This column is for non-sports fans who would like some enlightenment and hopefully humor without being sports fanatics.
Loyalties and Legacies
“I didn’t do it for the money.”
Any time you hear that from a pro athlete when he signs for another team, just respond by saying “Bullshit.” In these days, it is invariably all about the money.
This is an unfortunately excuse accepted by the dedicated fans of teams who watch their favorite players jump ship or get dumped via trades by millionaire owners to save some of their precious bucks with eye-watering contracts elsewhere, while sales of BoSox and Pats replica jerseys carry on and we chumps have our hearts on our sleeves and loyalty be damned.
But the legacies exist.
Local icons often lose the plot about what they mean to the faithful. We can forgive the Bruins’ Bobby Orr from limping off to Chicago in his last years, because “Numbah Faw, Bobby Aw” will live in the hearts of Broons’ New England fans forever. (As well as being a signature line from Robert Mitchum before he takes a bullet in the head in “The Friends of Eddie Coyle.”)
But can you imagine Carl Yastrzemski going away to be a designated hitter for the San Diego Padres? Or Ted Williams being a pinch hitter for the Cleveland Indians? How about John Havlicek coming on as the sixth man for the Detroit Pistons?
Or think of Larry Bird or Kevin McHale making up the numbers on the bench in Utah? No, these legends had a clue about what to do – and did it. They understood what legacies and loyalty really meant.
Thank all gods, Yaz, Teddy Ballgame and Hondo did the right thing, and walked off into the sunset with the love of every loyal fan.
And the most royal bend-over-for-the-bucks came when the Sox ownership shipped off former MVP Mookie Betts to the Dodgers and Andrew Benitendi to Kansas City, that was a spit in the face to Red Sox Nation. A decades-long possible premiere outfield for the BoSox of Betts, Benitendi and the now (unfortunately) shaky Jackie Bradley.
Yet the fans stay strong. But for how long?
The recent idiotic clash in Major League Baseball between the royalty and the players exposes how much the system is geared to the almighty dollar, not the loyalists in the stands.

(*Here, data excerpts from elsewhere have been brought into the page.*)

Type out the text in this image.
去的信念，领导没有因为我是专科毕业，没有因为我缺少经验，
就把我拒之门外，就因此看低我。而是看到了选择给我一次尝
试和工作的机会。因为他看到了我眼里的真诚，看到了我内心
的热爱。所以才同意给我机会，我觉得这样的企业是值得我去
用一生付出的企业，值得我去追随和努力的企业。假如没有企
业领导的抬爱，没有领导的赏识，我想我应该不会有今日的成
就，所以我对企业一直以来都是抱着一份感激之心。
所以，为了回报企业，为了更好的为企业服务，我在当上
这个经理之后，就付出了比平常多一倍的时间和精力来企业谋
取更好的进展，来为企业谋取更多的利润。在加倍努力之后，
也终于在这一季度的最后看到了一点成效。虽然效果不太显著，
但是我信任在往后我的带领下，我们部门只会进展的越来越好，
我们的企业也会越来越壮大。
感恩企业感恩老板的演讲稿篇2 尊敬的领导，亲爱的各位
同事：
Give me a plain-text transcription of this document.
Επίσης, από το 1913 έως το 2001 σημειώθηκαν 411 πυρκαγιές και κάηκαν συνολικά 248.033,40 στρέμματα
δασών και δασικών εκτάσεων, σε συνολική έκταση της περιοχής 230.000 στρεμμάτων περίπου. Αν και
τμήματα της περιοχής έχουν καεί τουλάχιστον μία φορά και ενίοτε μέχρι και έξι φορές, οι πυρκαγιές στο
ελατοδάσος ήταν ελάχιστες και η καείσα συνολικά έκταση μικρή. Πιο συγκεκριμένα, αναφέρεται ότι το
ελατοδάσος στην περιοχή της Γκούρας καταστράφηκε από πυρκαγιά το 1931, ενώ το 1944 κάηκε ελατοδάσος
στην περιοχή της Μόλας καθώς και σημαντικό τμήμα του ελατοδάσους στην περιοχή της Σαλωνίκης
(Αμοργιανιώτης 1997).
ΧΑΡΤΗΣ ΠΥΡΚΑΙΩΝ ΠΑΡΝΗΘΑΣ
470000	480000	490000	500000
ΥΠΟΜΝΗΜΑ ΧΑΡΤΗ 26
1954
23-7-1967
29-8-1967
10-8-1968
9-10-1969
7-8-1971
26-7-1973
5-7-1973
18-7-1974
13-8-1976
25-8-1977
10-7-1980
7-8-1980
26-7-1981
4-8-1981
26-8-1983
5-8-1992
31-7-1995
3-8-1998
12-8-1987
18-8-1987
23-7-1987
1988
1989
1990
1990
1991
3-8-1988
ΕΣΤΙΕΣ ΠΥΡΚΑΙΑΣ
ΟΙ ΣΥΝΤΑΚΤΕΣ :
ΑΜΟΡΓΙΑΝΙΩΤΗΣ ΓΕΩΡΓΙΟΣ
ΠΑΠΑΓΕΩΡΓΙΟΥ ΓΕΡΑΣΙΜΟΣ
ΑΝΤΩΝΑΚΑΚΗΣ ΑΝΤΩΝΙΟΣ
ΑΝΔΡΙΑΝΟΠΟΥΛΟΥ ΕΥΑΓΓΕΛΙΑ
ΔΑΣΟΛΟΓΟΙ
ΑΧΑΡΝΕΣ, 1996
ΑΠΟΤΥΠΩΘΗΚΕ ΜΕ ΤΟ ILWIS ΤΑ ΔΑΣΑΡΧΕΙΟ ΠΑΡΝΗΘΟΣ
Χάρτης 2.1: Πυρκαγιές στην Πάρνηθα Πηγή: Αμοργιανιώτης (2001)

How does a guy/girl who works their ass off 24/7 for not necessarily minimum wage, but not a few thou an hour, reconcile their fandom with the obscene amounts paid to .250 hitters with an average glove who should pumping gas instead of cashing a check that is insulting to real working men and women?
On another front, there are the rare exceptions, usually among those who understand the concepts of loyalties and legacies.
Recent ones include this guy named Tom Brady, of whom you may have heard. He is the God of all that is Patriots Nation, and will be forever, even after his bullet-to-the-heart of his fans’ departure to the Tampa Bay Buccaneers, where of course, he won the Super Bowl first time around.
But he definitely understood the concepts of loyalty and legacy while collecting six Soopah rings hereabouts. He was never the highest-paid QB in the league, in part because he would allow the Pats management to take a portion of his salary to use to get better players. Imagine that!
Although he never said that he knew his New England legacy was assured (it is), the many rumored claims as to why he left for Florida are legion. One, supermodel wife wanted him home more often with the young imps; he hated the wonderful New England weather in the fall and winter (scream and salute “Tuck Rule” here); he now hates coach Bill Belichick; he now hates owner Bob Kraft; he wants a George Hamilton cancer tan; or he wanted to play with Gronk again (and how did that work out, Bucs fans? Yowzah!)
But he didn’t do it for the money.
There comes a time when money no longer rules, and attachment to a community – and one’s investigation of how their personal legacy will be perceived – that can change what is at the heart of pro sports. Immediate dollars or long-standing dignity?
And most importantly, respect from the loyal fans. Which should be number one.
But the real deals didn’t do it for the money. Think about it.